宿題代行

 もうすぐ終わる夏休み。ここにきて「宿題代行」の話が、にわかに世間を賑わしているようです。

 今回は、ちょっと(かなり)偏った自分の考えを書いてしまったので、ごめんなさい、有料にさせて下さい。誰でも自由に・・・では、言いすぎかなと思う部分が個人的にあると思っているので。すみません。

 でも、やっぱり公開します。

 教育評論家の「尾木ママ」こと、尾木直樹氏は、以下のようなことを言っておられます。

 「単に子どもが学力を養う機会を損なうというだけではなく、子どもに お金でなんでもできるという歪んだ価値観教えることになります」・・・

 保護者の側としては、「宿題をしなさい!とたこができるほど言い続けて、結局自分が手伝う羽目になる煩わしさをお金で外部委託する合理的手法」を選択しているといった所なんでしょう。

 もう一つは、「学校の宿題を煩わしい」と思っておられる家庭があるという事実も見逃せない。つまり、受験勉強など、「学校の宿題を”無駄な時間と行為”」とみなすご家庭の利用があるそうです。

 つまり、「自分の願望や行為、考えを押し通すためには、公共のルールすら破ることもいとわない。」「面倒くさいことはお金で解決させる」「自分の高尚な夢や願望のためなら、自分の考えに合わない事や行為は見下して、レベルが低いと思う」といったことを正当化する行為だと思うのですがいかがでしょう?

 確かに、受験勉強に、最大公約数的で、しかも、浅く広く網羅する学校の課題はあまり役に立たないかもしれません。でも、上記のような考えで、自分中心で物事を考えるような環境で育った子どもは必ず自分中心で、人を見下すようになりはしませんか?自分の最短距離や理論以外は受け入れられない人になりはしませんか?だいたい、一般的に「やりましょう」と言われたことすらできない、自分の事を優先して逃げることを覚える人になりはしませんか?

 そういう「頭の良い子」が、会社や国を動かす人になるんでしょう?そのために勉強しているんでしょうし・・・でも、需要と供給の関係で、そういったことをさも合理的な理論で商売にする業者も業者ですが、必要としている保護者も保護者と言うことです。

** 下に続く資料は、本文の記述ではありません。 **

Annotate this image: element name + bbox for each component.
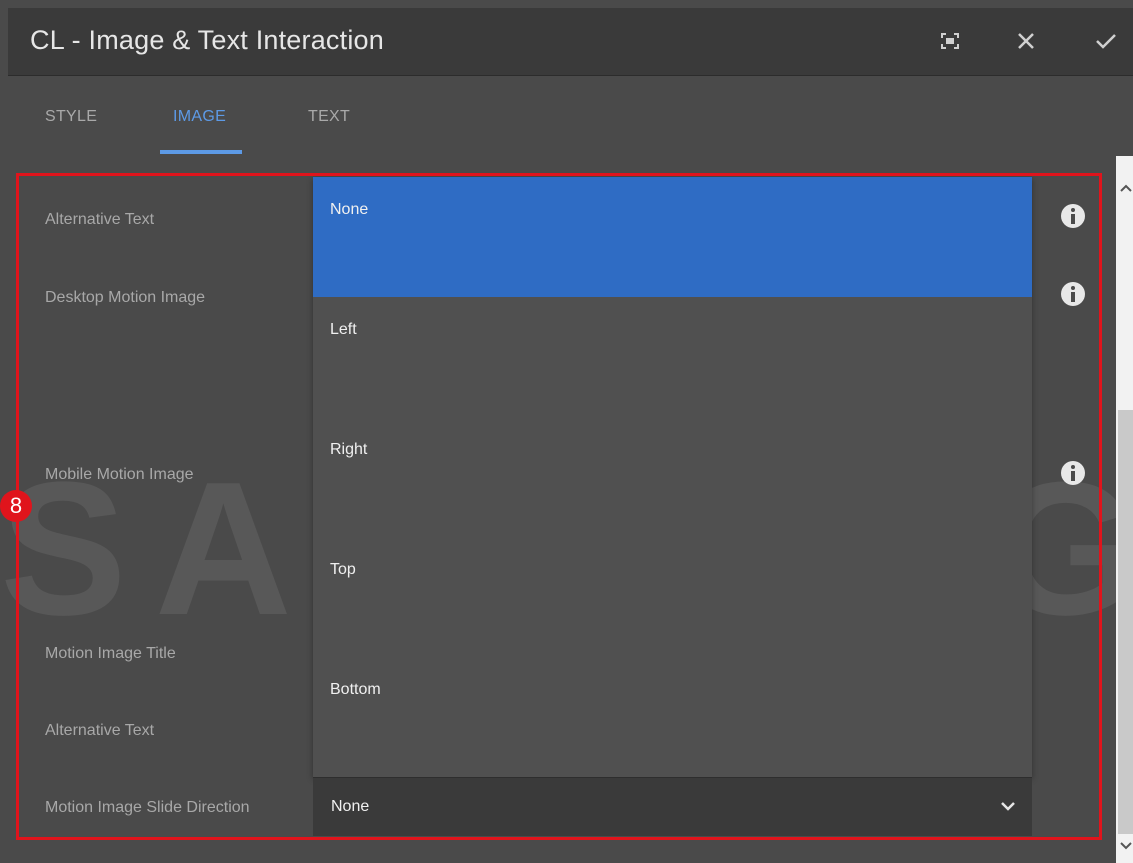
info-icon[interactable] <box>1060 203 1086 229</box>
dropdown-option-none[interactable]: None <box>313 177 1032 297</box>
dropdown-option-right[interactable]: Right <box>313 417 1032 537</box>
dropdown-option-bottom[interactable]: Bottom <box>313 657 1032 777</box>
chevron-down-icon <box>998 796 1018 816</box>
dialog-header: CL - Image & Text Interaction <box>8 8 1133 76</box>
option-label: None <box>330 201 369 218</box>
info-icon[interactable] <box>1060 460 1086 486</box>
slide-direction-select[interactable]: None <box>313 777 1032 836</box>
select-value: None <box>331 798 370 815</box>
field-label-alternative-text: Alternative Text <box>45 211 155 228</box>
option-label: Right <box>330 441 368 458</box>
tab-text[interactable]: TEXT <box>308 108 350 126</box>
option-label: Left <box>330 321 357 338</box>
tab-bar: STYLE IMAGE TEXT <box>8 76 1133 156</box>
close-icon[interactable] <box>1012 27 1040 55</box>
field-label-mobile-motion-image: Mobile Motion Image <box>45 466 194 483</box>
info-icon[interactable] <box>1060 281 1086 307</box>
check-icon[interactable] <box>1092 27 1120 55</box>
scroll-down-icon[interactable] <box>1118 838 1133 854</box>
field-label-slide-direction: Motion Image Slide Direction <box>45 799 250 816</box>
field-label-motion-image-title: Motion Image Title <box>45 645 176 662</box>
scrollbar-thumb[interactable] <box>1118 410 1133 834</box>
dialog-title: CL - Image & Text Interaction <box>30 25 384 55</box>
fullscreen-icon[interactable] <box>936 27 964 55</box>
active-tab-indicator <box>160 150 242 154</box>
dropdown-option-left[interactable]: Left <box>313 297 1032 417</box>
dropdown-option-top[interactable]: Top <box>313 537 1032 657</box>
tab-image[interactable]: IMAGE <box>173 108 226 126</box>
option-label: Bottom <box>330 681 381 698</box>
option-label: Top <box>330 561 356 578</box>
tab-style[interactable]: STYLE <box>45 108 97 126</box>
scroll-up-icon[interactable] <box>1118 180 1133 196</box>
field-label-alternative-text-2: Alternative Text <box>45 722 155 739</box>
annotation-step-badge: 8 <box>0 490 32 522</box>
slide-direction-dropdown-list: None Left Right Top Bottom <box>313 177 1032 777</box>
field-label-desktop-motion-image: Desktop Motion Image <box>45 289 206 306</box>
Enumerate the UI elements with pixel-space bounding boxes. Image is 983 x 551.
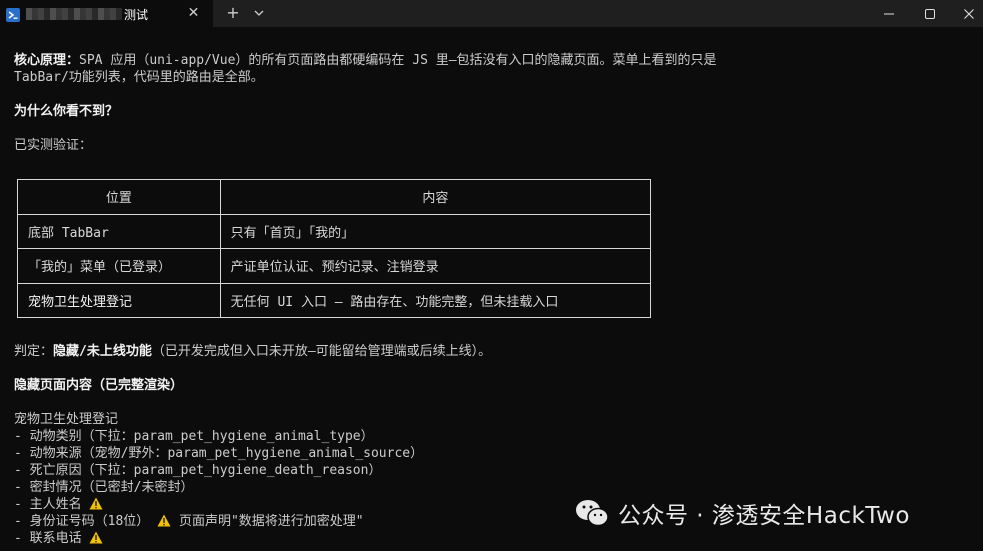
hidden-page-heading: 隐藏页面内容（已完整渲染） [14, 378, 184, 393]
minimize-icon [884, 13, 894, 15]
field-id-note: 页面声明"数据将进行加密处理" [171, 514, 364, 529]
field-line-owner: - 主人姓名 [14, 496, 103, 513]
warning-icon [157, 514, 171, 527]
principle-label: 核心原理： [14, 53, 80, 68]
field-line: - 死亡原因（下拉：param_pet_hygiene_death_reason… [14, 463, 382, 478]
table-cell: 底部 TabBar [17, 213, 221, 249]
watermark: 公众号 · 渗透安全HackTwo [574, 496, 910, 530]
table-cell: 无任何 UI 入口 — 路由存在、功能完整，但未挂载入口 [219, 282, 652, 318]
principle-text: SPA 应用（uni-app/Vue）的所有页面路由都硬编码在 JS 里—包括没… [79, 53, 717, 68]
principle-line-2: TabBar/功能列表，代码里的路由是全部。 [14, 70, 264, 85]
verdict-bold: 隐藏/未上线功能 [53, 344, 152, 359]
table-cell: 只有「首页」「我的」 [219, 213, 652, 249]
tab-title: 测试 [124, 8, 149, 22]
field-line: - 动物类别（下拉：param_pet_hygiene_animal_type） [14, 429, 374, 444]
field-phone-label: - 联系电话 [14, 531, 90, 546]
new-tab-button[interactable]: + [224, 3, 242, 23]
table-header-row: 位置 内容 [17, 179, 652, 215]
principle-line: 核心原理：SPA 应用（uni-app/Vue）的所有页面路由都硬编码在 JS … [14, 52, 717, 69]
table-header: 内容 [219, 179, 652, 215]
table-cell: 宠物卫生处理登记 [17, 282, 221, 318]
table-cell: 「我的」菜单（已登录） [17, 248, 221, 284]
verification-table: 位置 内容 底部 TabBar 只有「首页」「我的」 「我的」菜单（已登录） 产… [17, 179, 652, 318]
field-owner-label: - 主人姓名 [14, 497, 90, 512]
verdict-line: 判定：隐藏/未上线功能（已开发完成但入口未开放—可能留给管理端或后续上线）。 [14, 343, 491, 360]
watermark-text: 公众号 · 渗透安全HackTwo [618, 503, 910, 529]
warning-icon [89, 531, 103, 544]
table-row: 底部 TabBar 只有「首页」「我的」 [17, 213, 652, 249]
maximize-button[interactable] [908, 0, 952, 27]
table-cell: 产证单位认证、预约记录、注销登录 [219, 248, 652, 284]
terminal-tab[interactable]: 测试 ✕ [0, 0, 213, 27]
minimize-button[interactable] [867, 0, 911, 27]
table-row: 宠物卫生处理登记 无任何 UI 入口 — 路由存在、功能完整，但未挂载入口 [17, 282, 652, 318]
maximize-icon [925, 9, 935, 19]
chevron-down-icon[interactable] [250, 4, 268, 22]
field-line: - 动物来源（宠物/野外：param_pet_hygiene_animal_so… [14, 446, 424, 461]
close-icon [964, 9, 974, 19]
field-id-label: - 身份证号码（18位） [14, 514, 150, 529]
table-row: 「我的」菜单（已登录） 产证单位认证、预约记录、注销登录 [17, 248, 652, 284]
why-heading: 为什么你看不到？ [14, 104, 119, 119]
redacted-tab-text [26, 8, 122, 20]
verified-label: 已实测验证： [14, 138, 93, 153]
terminal-output[interactable]: 核心原理：SPA 应用（uni-app/Vue）的所有页面路由都硬编码在 JS … [0, 27, 983, 551]
wechat-icon [576, 500, 609, 527]
field-line: - 密封情况（已密封/未密封） [14, 480, 194, 495]
field-line-id: - 身份证号码（18位） 页面声明"数据将进行加密处理" [14, 513, 364, 530]
table-header: 位置 [17, 179, 221, 215]
warning-icon [89, 497, 103, 510]
hidden-page-name: 宠物卫生处理登记 [14, 412, 119, 427]
field-line-phone: - 联系电话 [14, 530, 103, 547]
close-button[interactable] [947, 0, 983, 27]
title-bar: 测试 ✕ + [0, 0, 983, 27]
verdict-label: 判定： [14, 344, 54, 359]
tab-close-icon[interactable]: ✕ [185, 5, 202, 22]
verdict-rest: （已开发完成但入口未开放—可能留给管理端或后续上线）。 [151, 344, 492, 359]
powershell-icon [6, 7, 20, 22]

 少々個人的な見解を中心に辛辣なことを書きましたが、私としては、一般家庭に「宿題代行サービス」は絶対広がらないと思います。

 だって、値段が高い!とっても高い!読書感想文の原稿用紙一枚で3000円~とかあり得ない!絵が一枚2万円からだって!問題一問500円???(教師やめてそっちやろうかな???と思ってしまうくらい)そんなにお金を出してまで、子どもの機嫌をとって甘やかそうなんて思う家庭はほとんどいないと思います。そんな裕福な家庭ばかりではないと思うのですが・・・と思っている私はマイノリティなんでしょうか?

 少なくとも私の家庭では「お金出すくらいなら、忘れて怒られてこい!」的な発想になります。それが普通だと思っているのですが・・・どうなんでしょうねえ。

 「そもそも宿題の意義を問い直す必要がある」なんて、言っている方もおられるようですが、「課題を出されて、それを期限内にやってくる」という当たり前のことを習慣化・当たり前化するためのものであり、それ以外の何物でもない。一般社会に出ても同じでしょう?「いついつまでに資料を用意しろ」とか。そういった指示されたこと(強いては約束や契約)を守ることを学んでいるんだと私は思っています。そのための宿題。まさか、宿題で、学力向上なんて狙っているはずありません。ちょっとだけ期待はしていますが・・・

 しかーし!この前、本屋に行ったら、宿題に関するハウツー物や、自由工作のキットなどがあるわあるわ!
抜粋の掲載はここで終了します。